1. 在"关注的吧”页面中,使用BeautifulSoup模块解析页面,得到所有已经关注的贴吧
2. 通过抓包得到“签到”的请求地址,顺便获取请求头相关信息(User-Agent和Cookies)
3. 编写Python代码,大功告成!
## 开始行动!
### 1.分析得到贴吧“签到”的请求地址
直接到任意一个已经关注的贴吧的主页,打开F12,我使用的是谷歌的调试工具,打开“网络(Network)”标签,开始抓包!
[![](https://s2.loli.net/2022/08/03/kXGZWyH4YIbejDz.png)](https://s2.loli.net/2022/08/03/kXGZWyH4YIbejDz.png)
点击“签到”按钮,得到POST请求地址和参数
[![](https://s2.loli.net/2022/08/03/HGCRbncqNsZhJO9.jpg)](https://s2.loli.net/2022/08/03/HGCRbncqNsZhJO9.jpg)
[![](https://s2.loli.net/2022/08/03/bGzuivF8Z5xlmBh.jpg)](https://s2.loli.net/2022/08/03/bGzuivF8Z5xlmBh.jpg)
有三个参数,“ie”指的就是编码,默认即可,“tw”经过测试发现指的就是贴吧名字,需要添加变量,而这个“tbs”是什么呢?经过测试发现每次都在变,所以先在页面Ctrl+U得到HTML代码,搜索试试!
[![](https://s2.loli.net/2022/08/03/SZ1qYOABFGDx4Ct.jpg)](https://s2.loli.net/2022/08/03/SZ1qYOABFGDx4Ct.jpg)
喔,果然搜到了,看来还需要使用一些操作得到这串字符啊!
没关系,交给正则表达式来解决!
[![](https://s2.loli.net/2022/08/03/RoXlE5S4bKdCZ7M.jpg)](https://s2.loli.net/2022/08/03/RoXlE5S4bKdCZ7M.jpg)
大功告成,模拟签到部分的代码我们就已经编辑好了,只需要知道贴吧名字即可,我们把他封装成函数,变量为贴吧名字,代码如下:
[![](https://s2.loli.net/2022/08/03/WgpLncNajdEIRzY.jpg)](https://s2.loli.net/2022/08/03/WgpLncNajdEIRzY.jpg)
### 2.得到账号下关注的吧,遍历,签到
感谢@百度贴吧官方,为我们提供了 “https://tieba.baidu.com/f/like/mylike” 从而让我们方便地就能看到账户下已经关注的贴吧
[![](https://s2.loli.net/2022/08/03/L4kJNesjbX9rBG2.png)](https://s2.loli.net/2022/08/03/L4kJNesjbX9rBG2.png)

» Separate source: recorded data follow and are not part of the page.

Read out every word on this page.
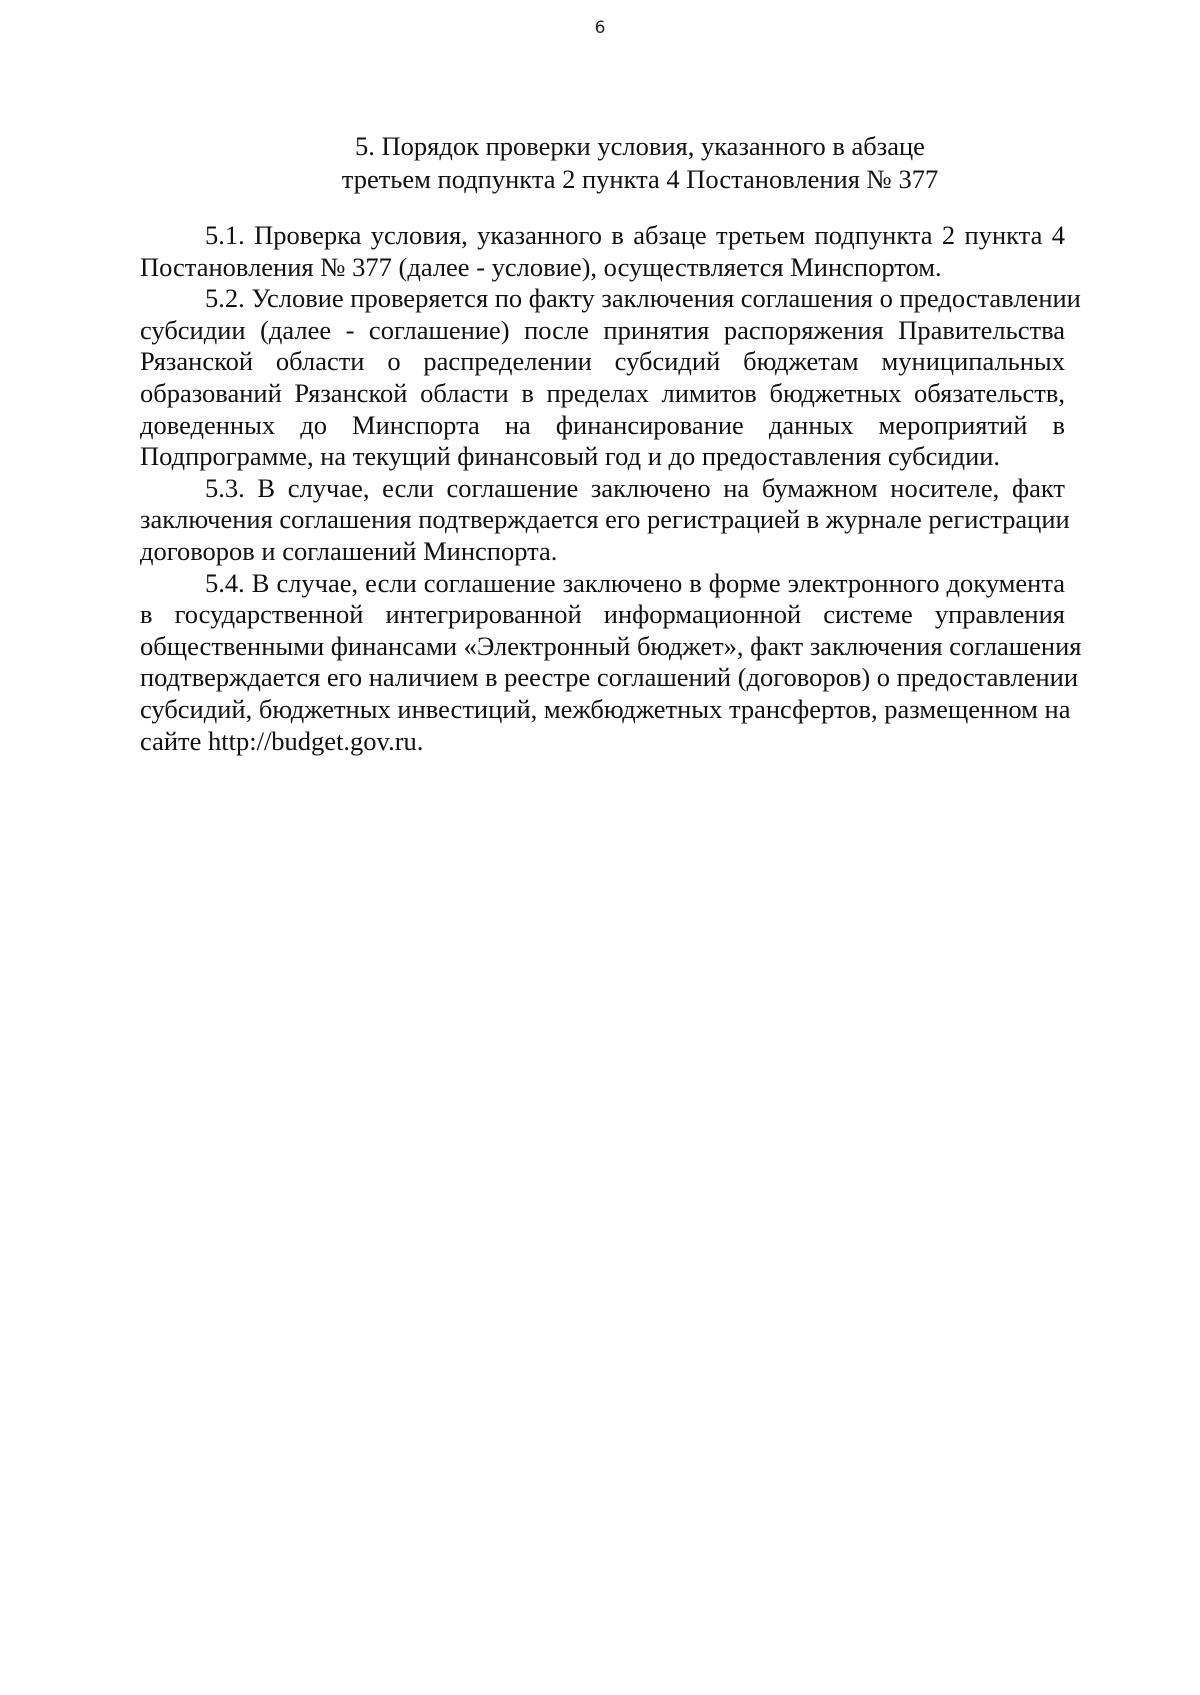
6
5. Порядок проверки условия, указанного в абзаце
третьем подпункта 2 пункта 4 Постановления № 377

5.1. Проверка условия, указанного в абзаце третьем подпункта 2 пункта 4
Постановления № 377 (далее - условие), осуществляется Минспортом.

5.2. Условие проверяется по факту заключения соглашения о предоставлении
субсидии (далее - соглашение) после принятия распоряжения Правительства
Рязанской области о распределении субсидий бюджетам муниципальных
образований Рязанской области в пределах лимитов бюджетных обязательств,
доведенных до Минспорта на финансирование данных мероприятий в
Подпрограмме, на текущий финансовый год и до предоставления субсидии.

5.3. В случае, если соглашение заключено на бумажном носителе, факт
заключения соглашения подтверждается его регистрацией в журнале регистрации
договоров и соглашений Минспорта.

5.4. В случае, если соглашение заключено в форме электронного документа
в государственной интегрированной информационной системе управления
общественными финансами «Электронный бюджет», факт заключения соглашения
подтверждается его наличием в реестре соглашений (договоров) о предоставлении
субсидий, бюджетных инвестиций, межбюджетных трансфертов, размещенном на
сайте http://budget.gov.ru.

F12稍微分析,好家伙,太方便了,直接就是一个列表,一堆\<tr>:
[![](https://s2.loli.net/2022/08/03/LlJkmc5DeE1pnPQ.jpg)](https://s2.loli.net/2022/08/03/LlJkmc5DeE1pnPQ.jpg)
此时我们的函数就写出来了(得到关注的吧的名字),我们选择直接遍历,得到名字之后直接签到,这样省时又省力啊!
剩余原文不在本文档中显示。